What was so concerning about the
Advertiser
's scoop was the level of detail provided by the minister, or ministers, who didn't seem to care that her fall would drag them down too.

Disunity is death: the maxim had never been more resonant as she contemplated which of her eighteen Cabinet colleagues was responsible. She stopped counting at nine.

Scott had never felt more isolated or less able to pick up the phone for a chat with a colleague. Her status as the nation's leader, as the most powerful person in the land, was illusory.

She scanned the room of hardened professionals, hoping for sympathy, encouragement, a thought. Instead she was met by wall-to-wall bemusement.

In the hours before her meeting with the Japanese prime minister, a month earlier, Jack Webster had convinced her of the merits of the Soryu submarines, the ‘Blue Dragons' of the water.

They were a new class of diesel-fuelled attack submarine, powered by a Swedish stirling air-independent propulsion system. The Soryu was much larger than the earlier Oyashio-class boat and able to stay submerged for longer. The boat ticked two crucial boxes: Australia's geography demanded long-range subs and its politics demanded that they couldn't be nuclear powered.

Just as critically, the Soryus were furnished with American military and anti-surveillance weaponry, the latest in technology, which meant they were like underwater stealth bombers. It also meant that the subs would be interoperable with the US fleet, something her brass coveted more than gold.

Finally, the fact that the subs could be ordered ‘off the shelf' meant they would save billions on construction costs.
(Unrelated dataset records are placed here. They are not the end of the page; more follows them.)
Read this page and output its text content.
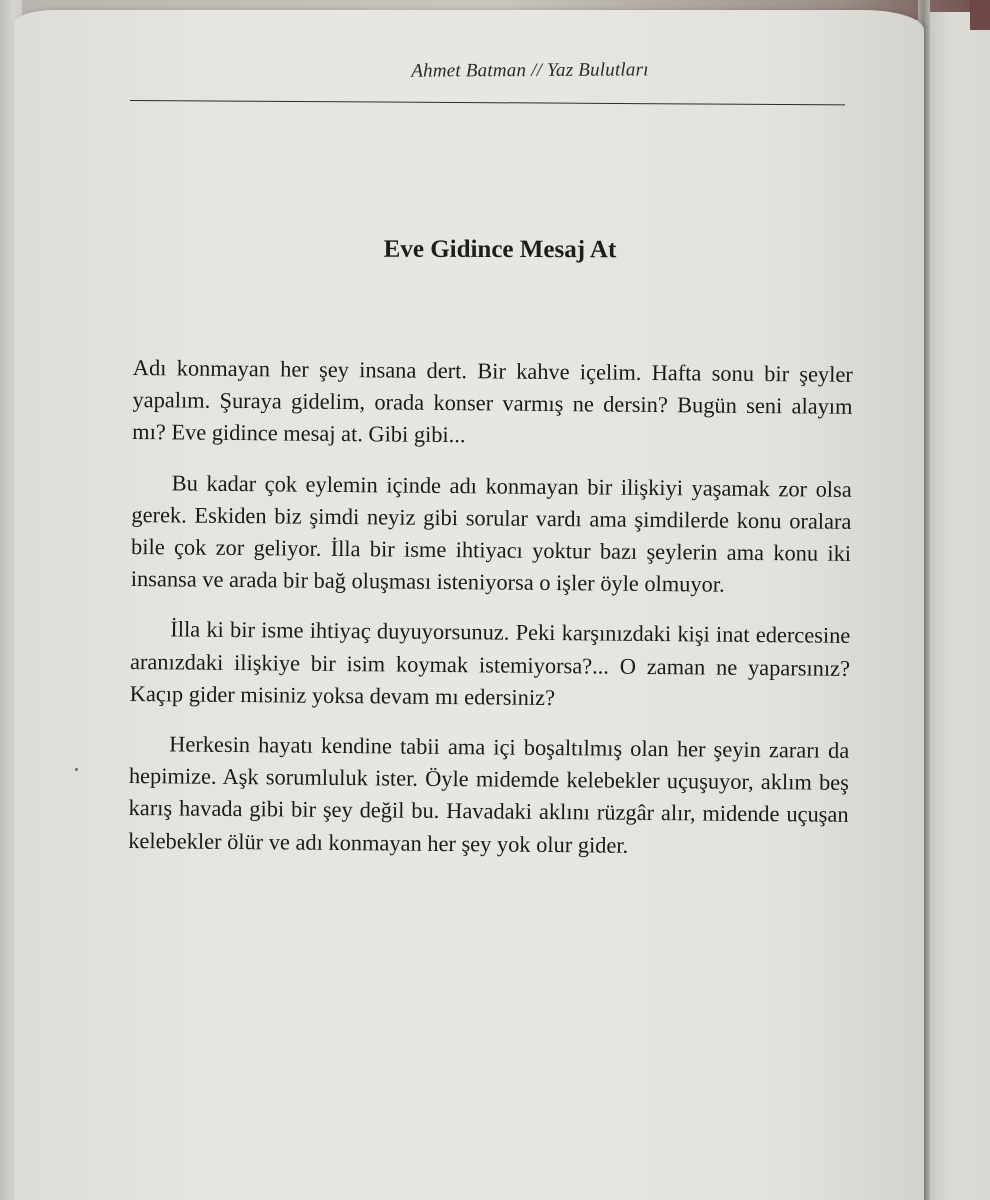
Ahmet Batman // Yaz Bulutları
Eve Gidince Mesaj At

Adı konmayan her şey insana dert. Bir kahve içelim. Hafta sonu bir şeyler yapalım. Şuraya gidelim, orada konser varmış ne dersin? Bugün seni alayım mı? Eve gidince mesaj at. Gibi gibi...

Bu kadar çok eylemin içinde adı konmayan bir ilişkiyi yaşamak zor olsa gerek. Eskiden biz şimdi neyiz gibi sorular vardı ama şimdilerde konu oralara bile çok zor geliyor. İlla bir isme ihtiyacı yoktur bazı şeylerin ama konu iki insansa ve arada bir bağ oluşması isteniyorsa o işler öyle olmuyor.

İlla ki bir isme ihtiyaç duyuyorsunuz. Peki karşınızdaki kişi inat edercesine aranızdaki ilişkiye bir isim koymak istemiyorsa?... O zaman ne yaparsınız? Kaçıp gider misiniz yoksa devam mı edersiniz?

Herkesin hayatı kendine tabii ama içi boşaltılmış olan her şeyin zararı da hepimize. Aşk sorumluluk ister. Öyle midemde kelebekler uçuşuyor, aklım beş karış havada gibi bir şey değil bu. Havadaki aklını rüzgâr alır, midende uçuşan kelebekler ölür ve adı konmayan her şey yok olur gider.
So the disaster of the locally built Collins class – a ship buried forever under a single tabloid headline: DUD SUBS – would not be repeated.

Webster said it was a no-brainer, but Scott had underestimated the depth of community support for local manufacturing, irrespective of the cost to the public purse. She'd ignored the advice of her industry minister who'd previously warned her that the protectionist streak ran deep in the Australian psyche.

‘We might have torn down tariff walls, Elizabeth, but the punters still like the idea that we can actually build something here,' he'd counselled.

‘Right, let's get down to business,' Scott said now to her despondent band of advisers. ‘We can sell this. For starters, the story is wrong. The ASC will not be closed; there will actually be more maintenance jobs there in the future than there are now. We need to get the message out that we are getting a better sub while saving billions of taxpayer dollars. This is a good decision. It makes economic, strategic and military sense.'

Scott's principal media adviser raised her hand.

‘Yes,' Scott said, hopeful of some useful input.